Ces deux points furent âprement débattus. Ce n’est qu’à la conférence de Spa (Belgique), en juillet 1920, que les pays vainqueurs se mirent d’accord sur la part des réparations qui serait versée à chacun. Et il fallut attendre encore un an avant que la somme globale à régler soit fixée à 132 milliards de marks-or.
Intérêt et principal
Or l’Allemagne, qui considérait le traité de Versailles comme un humiliant "diktat", refusa de payer en l’état. En face, les Alliés étaient divisés. La France, en 1923, décida de se servir elle-même en occupant la Ruhr. La Grande-Bretagne défendait une ligne plus souple.
"Pour vendre leurs produits en Allemagne, les Anglais n’avaient pas intérêt à ce que celle-ci soit ruinée", résume l’historien Georges-Henri Soutou, membre de l’Institut et auteur de L’Or et le Sang (Fayard, 1989).
Au fil des années, la question des réparations devint secondaire. Le plan Dawes, en 1924, les allégea. Le plan Young, en 1929, échelonna leurs versements jusqu’en 1988. La conférence de Lausanne, en 1932, les ramena à 3 milliards de marks-or. Puis Hitler, en 1933, décida de cesser leur paiement. Sur les 132 milliards prévus en 1921, l’Allemagne en avait versé environ 22, dont 9 à la France.

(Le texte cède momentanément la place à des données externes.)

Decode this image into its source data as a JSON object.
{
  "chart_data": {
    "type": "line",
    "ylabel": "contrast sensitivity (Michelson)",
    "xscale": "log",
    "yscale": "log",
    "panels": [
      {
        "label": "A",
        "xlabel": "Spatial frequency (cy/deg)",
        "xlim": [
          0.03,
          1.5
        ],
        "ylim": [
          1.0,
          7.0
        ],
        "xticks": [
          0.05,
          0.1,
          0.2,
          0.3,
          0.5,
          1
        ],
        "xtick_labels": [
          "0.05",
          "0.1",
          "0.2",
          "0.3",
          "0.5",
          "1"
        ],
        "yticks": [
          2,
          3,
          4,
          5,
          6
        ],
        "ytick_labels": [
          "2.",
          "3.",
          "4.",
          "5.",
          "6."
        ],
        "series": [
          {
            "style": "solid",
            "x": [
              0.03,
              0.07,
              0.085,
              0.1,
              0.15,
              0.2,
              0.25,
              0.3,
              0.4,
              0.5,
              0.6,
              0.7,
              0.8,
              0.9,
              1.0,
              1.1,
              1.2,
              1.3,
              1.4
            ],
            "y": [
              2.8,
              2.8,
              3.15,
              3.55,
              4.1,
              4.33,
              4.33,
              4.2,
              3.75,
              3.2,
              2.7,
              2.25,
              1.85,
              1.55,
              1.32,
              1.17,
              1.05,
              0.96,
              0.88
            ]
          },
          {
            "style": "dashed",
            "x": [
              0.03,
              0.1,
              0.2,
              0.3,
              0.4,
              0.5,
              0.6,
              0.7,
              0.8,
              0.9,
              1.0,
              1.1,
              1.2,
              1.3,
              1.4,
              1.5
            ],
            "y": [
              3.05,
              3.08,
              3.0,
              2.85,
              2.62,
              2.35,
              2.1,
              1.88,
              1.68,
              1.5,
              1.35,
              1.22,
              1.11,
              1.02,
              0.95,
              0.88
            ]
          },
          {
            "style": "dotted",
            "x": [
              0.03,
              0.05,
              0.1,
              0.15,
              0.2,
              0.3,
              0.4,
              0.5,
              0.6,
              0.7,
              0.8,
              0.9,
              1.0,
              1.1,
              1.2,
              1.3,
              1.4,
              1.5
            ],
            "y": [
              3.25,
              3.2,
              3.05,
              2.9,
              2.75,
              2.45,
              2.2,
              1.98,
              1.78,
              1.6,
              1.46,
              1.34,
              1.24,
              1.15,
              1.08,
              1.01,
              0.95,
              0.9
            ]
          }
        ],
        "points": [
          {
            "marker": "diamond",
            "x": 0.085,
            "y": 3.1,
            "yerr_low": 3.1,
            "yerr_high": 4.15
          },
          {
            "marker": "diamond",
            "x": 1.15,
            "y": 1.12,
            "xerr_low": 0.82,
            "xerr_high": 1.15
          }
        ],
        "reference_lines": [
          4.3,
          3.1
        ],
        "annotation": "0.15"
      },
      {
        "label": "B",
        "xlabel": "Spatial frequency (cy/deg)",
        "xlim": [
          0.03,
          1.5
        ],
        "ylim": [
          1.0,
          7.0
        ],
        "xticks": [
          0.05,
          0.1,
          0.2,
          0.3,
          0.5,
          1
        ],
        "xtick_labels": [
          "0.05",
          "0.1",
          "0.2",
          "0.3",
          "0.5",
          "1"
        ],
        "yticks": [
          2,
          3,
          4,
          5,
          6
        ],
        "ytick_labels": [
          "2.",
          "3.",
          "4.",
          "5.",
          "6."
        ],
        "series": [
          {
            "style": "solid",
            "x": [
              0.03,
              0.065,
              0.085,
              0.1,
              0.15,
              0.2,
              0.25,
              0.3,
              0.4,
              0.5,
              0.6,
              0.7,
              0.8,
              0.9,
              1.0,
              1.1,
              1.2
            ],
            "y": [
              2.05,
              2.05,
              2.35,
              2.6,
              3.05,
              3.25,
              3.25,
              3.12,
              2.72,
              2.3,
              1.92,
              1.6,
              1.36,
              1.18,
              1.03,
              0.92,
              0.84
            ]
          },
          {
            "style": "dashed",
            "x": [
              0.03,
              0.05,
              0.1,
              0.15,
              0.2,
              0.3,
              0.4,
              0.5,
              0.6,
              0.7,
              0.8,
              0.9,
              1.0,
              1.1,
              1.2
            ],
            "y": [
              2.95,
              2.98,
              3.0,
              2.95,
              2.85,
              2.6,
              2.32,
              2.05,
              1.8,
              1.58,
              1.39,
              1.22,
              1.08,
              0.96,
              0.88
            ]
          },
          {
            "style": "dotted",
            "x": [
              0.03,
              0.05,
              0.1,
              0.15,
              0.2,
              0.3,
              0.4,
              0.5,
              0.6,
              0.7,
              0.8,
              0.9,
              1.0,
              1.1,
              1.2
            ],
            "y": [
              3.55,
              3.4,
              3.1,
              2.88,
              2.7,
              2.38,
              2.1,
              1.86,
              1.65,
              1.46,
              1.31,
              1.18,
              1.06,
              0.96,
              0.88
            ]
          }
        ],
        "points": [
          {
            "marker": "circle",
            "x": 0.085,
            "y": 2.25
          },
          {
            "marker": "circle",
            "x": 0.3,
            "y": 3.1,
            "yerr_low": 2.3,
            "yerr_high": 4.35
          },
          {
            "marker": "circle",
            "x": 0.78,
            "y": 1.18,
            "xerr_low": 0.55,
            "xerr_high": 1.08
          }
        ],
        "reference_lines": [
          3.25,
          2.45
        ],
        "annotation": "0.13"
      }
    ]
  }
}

Le dossier fut rouvert après la seconde guerre mondiale. "En 1953, le chancelier de la République fédérale d’Allemagne (RFA), Konrad Adenauer, s’engagea à rembourser les emprunts que l’Allemagne avait lancés sur le marché financier international pour payer ce qui avait été prévu par le plan Young", explique l’historien Gerd Krumeich, professeur à l’université Heinrich-Heine de Düsseldorf.
Une fois les emprunts remboursés, ce qui fut fait en 1983, restait à en payer les intérêts pour la période 1945-1952. Estimant que la République démocratique allemande (RDA) devait partager ce fardeau, la RFA avait obtenu que la question soit renvoyée à l’après-réunification. Et que les remboursements soient acquittés vingt ans, jour pour jour, après celle-ci. Soit ce 3 octobre 2010.